Did you know that October is national cybersecurity awareness month? If you didn’t, you are not alone. While you have to give credit to the SANS Institute and others for their effort here, few people outside the Beltway are aware of cybersecurity awareness month – let alone do anything about it.
To me, this is a real shame. The folks in Washington put on a party and no one from outside the area show up. Heck, even the President gets involved.
This is especially troubling due to the lack of cybersecurity awareness and knowledge in the working and general public. Allow me to illustrate my point. Last year, ESG surveyed 244 security professionals working at enterprise organizations (i.e., more than 1,000 employees) and asked them a number of questions about APTs and other types of security threats and attacks. Within this survey, ESG asked security professionals to rate their organizations in a number of security skills and processes. We found that:
- 49% of organizations rate their non-IT employees’ general security knowledge as “fair” or “poor.”
- 55% of organizations rate their non-IT employees’ knowledge about APT concepts like social engineering as “fair” or “poor.”
So our employees haven’t a clue about good security behavior but they aren’t alone. Alarmingly, 14% of organizations rated their security staff’s knowledge and skills around APTs as “fair” or “poor.”
You can’t get your driver’s license unless you know the rules of the road, but you are free to take tremendous risks with your organization's assets if you don’t understand cybersecurity. That’s just crazy if you ask me.

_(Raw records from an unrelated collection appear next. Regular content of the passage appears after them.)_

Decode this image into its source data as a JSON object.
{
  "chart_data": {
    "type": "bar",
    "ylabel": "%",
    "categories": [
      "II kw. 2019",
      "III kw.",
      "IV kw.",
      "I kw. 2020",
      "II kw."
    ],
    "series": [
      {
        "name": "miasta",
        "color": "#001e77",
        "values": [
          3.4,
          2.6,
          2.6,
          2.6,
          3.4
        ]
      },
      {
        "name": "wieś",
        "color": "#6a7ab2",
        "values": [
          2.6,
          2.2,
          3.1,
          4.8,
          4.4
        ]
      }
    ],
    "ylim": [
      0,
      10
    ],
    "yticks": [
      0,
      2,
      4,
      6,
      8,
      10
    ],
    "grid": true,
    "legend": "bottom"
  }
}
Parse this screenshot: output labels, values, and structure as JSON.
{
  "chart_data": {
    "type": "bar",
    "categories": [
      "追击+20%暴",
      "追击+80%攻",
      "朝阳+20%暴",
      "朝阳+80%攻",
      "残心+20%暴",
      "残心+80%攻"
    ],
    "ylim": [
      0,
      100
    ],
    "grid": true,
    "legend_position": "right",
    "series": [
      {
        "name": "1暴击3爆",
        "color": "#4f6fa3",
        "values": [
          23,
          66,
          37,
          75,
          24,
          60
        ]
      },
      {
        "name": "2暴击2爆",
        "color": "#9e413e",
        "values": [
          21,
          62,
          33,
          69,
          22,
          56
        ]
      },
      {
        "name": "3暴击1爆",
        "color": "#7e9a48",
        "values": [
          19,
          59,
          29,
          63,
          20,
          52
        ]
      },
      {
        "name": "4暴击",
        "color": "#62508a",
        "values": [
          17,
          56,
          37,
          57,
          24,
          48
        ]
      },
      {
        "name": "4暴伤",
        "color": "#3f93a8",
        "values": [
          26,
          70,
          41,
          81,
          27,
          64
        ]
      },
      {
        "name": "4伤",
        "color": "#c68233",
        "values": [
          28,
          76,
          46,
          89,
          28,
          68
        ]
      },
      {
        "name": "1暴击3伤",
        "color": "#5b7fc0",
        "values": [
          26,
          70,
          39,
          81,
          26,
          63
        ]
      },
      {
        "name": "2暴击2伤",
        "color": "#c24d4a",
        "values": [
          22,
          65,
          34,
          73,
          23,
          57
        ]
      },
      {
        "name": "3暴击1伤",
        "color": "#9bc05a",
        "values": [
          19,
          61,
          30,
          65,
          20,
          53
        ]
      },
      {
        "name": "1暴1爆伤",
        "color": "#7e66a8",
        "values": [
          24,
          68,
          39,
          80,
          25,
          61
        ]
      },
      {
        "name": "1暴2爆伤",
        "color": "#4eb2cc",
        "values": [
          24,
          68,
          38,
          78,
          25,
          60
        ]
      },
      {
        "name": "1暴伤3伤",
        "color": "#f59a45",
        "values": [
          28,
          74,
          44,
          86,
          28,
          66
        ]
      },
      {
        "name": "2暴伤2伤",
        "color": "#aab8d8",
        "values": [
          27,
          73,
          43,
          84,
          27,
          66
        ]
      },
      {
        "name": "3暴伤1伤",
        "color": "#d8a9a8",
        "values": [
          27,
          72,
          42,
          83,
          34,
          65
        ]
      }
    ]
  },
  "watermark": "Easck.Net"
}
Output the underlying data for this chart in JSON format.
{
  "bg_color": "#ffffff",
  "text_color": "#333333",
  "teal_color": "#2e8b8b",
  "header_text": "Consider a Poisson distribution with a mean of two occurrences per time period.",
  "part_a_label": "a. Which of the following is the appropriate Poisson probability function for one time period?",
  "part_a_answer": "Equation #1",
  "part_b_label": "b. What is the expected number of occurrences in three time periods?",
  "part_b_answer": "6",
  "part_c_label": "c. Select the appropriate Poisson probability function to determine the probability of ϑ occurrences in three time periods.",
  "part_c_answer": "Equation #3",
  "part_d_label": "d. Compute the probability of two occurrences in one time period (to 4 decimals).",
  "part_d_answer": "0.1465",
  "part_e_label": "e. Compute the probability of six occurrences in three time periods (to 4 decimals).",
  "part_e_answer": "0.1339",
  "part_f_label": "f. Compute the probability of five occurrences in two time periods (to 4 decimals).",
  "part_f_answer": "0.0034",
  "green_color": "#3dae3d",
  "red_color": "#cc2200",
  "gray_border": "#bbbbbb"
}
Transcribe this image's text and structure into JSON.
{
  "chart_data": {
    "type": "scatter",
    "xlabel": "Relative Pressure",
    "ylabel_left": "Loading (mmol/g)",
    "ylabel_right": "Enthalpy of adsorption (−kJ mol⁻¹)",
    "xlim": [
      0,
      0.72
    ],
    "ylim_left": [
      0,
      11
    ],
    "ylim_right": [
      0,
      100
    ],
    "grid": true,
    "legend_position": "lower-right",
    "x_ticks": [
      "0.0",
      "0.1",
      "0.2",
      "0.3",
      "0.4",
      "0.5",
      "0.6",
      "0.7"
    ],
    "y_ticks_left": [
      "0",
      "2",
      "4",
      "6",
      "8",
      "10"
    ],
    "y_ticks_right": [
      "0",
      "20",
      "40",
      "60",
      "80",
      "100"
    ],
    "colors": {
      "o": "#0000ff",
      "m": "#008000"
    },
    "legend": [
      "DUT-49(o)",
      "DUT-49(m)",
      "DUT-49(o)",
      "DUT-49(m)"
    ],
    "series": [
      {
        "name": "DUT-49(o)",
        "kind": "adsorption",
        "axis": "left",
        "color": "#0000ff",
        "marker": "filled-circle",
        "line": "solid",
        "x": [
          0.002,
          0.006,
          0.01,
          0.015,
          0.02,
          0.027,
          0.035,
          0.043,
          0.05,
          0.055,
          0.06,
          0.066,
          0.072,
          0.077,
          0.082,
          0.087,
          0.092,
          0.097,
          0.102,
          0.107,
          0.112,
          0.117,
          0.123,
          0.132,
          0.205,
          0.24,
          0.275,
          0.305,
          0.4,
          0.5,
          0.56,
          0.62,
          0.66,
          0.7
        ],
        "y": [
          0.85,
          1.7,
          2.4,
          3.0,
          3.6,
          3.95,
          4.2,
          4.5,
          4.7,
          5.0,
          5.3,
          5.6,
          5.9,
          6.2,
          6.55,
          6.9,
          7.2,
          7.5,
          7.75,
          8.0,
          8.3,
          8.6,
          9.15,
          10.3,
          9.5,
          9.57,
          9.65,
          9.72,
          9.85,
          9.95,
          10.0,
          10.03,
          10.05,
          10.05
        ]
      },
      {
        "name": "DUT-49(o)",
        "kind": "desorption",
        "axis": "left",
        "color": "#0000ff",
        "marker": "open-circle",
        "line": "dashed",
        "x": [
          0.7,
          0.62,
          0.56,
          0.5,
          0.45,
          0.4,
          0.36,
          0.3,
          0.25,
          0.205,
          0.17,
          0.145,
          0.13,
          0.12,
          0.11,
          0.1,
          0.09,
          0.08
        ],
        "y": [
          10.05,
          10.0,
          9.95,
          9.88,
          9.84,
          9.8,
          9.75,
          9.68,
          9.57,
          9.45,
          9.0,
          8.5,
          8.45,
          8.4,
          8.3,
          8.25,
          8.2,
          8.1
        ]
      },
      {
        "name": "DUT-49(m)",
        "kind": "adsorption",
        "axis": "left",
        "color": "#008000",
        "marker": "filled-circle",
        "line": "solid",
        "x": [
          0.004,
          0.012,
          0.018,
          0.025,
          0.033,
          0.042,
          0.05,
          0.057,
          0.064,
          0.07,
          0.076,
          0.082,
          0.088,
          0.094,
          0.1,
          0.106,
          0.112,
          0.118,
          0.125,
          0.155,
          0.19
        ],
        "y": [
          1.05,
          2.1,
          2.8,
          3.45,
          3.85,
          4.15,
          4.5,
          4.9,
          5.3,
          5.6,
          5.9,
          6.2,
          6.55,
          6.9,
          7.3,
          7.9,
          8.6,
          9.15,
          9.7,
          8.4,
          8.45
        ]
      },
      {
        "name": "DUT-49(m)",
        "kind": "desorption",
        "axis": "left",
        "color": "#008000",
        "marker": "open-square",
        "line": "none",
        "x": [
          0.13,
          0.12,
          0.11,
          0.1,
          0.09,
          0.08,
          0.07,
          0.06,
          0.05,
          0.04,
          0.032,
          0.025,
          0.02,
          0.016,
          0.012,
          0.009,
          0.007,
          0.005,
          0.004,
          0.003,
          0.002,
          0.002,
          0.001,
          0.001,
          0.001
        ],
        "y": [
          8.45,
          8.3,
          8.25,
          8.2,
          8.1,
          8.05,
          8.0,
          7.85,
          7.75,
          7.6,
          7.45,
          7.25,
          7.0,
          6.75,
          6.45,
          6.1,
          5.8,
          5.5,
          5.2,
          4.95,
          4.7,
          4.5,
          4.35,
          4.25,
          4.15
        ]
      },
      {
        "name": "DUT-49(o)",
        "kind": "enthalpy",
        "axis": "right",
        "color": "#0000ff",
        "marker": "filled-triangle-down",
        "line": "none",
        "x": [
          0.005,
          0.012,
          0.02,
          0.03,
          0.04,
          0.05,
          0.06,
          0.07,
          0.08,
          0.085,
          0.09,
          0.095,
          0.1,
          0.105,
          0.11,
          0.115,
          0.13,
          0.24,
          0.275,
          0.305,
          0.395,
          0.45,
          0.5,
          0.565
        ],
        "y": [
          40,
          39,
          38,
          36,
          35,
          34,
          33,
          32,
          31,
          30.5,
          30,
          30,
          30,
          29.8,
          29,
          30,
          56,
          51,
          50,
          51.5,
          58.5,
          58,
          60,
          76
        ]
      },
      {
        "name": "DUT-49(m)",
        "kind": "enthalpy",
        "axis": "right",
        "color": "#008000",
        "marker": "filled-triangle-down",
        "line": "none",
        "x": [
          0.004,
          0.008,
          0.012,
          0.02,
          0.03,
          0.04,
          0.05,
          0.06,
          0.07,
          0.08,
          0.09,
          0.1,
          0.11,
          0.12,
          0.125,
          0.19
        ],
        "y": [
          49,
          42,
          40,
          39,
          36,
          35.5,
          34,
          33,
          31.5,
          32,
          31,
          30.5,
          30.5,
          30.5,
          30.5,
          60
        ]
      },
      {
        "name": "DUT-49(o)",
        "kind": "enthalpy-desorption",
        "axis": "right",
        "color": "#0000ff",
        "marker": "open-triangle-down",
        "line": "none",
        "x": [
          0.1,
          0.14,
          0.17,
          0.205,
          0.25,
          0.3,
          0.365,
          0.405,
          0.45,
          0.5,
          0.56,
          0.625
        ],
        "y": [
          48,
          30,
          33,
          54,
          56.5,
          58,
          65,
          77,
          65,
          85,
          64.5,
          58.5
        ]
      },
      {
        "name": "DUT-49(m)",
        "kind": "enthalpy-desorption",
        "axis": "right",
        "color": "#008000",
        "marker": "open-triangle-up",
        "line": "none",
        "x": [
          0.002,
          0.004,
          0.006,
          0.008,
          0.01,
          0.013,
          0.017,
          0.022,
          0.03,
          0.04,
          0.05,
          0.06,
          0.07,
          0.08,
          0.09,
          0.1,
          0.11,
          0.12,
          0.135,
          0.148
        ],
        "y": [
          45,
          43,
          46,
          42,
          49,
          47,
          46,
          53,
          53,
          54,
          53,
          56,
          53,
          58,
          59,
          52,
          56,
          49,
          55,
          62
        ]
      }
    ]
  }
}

As part of cybersecurity awareness month, CEOs, CIOs, and CISOs, should e-mail their entire organizations and tell them to peruse this web site: http://www.staysafeonline.org/ncsam which is sponsored by the National Cyber Security Alliance.
As your local constable might tell you, ‘ignorance of the law is no excuse.’ It’s time to make sure that all employees and computer users realize that the Internet has become a very dangerous neighborhood and teach them how to avoid the multitudes of dark alleys and seedy con artists lurking around every corner.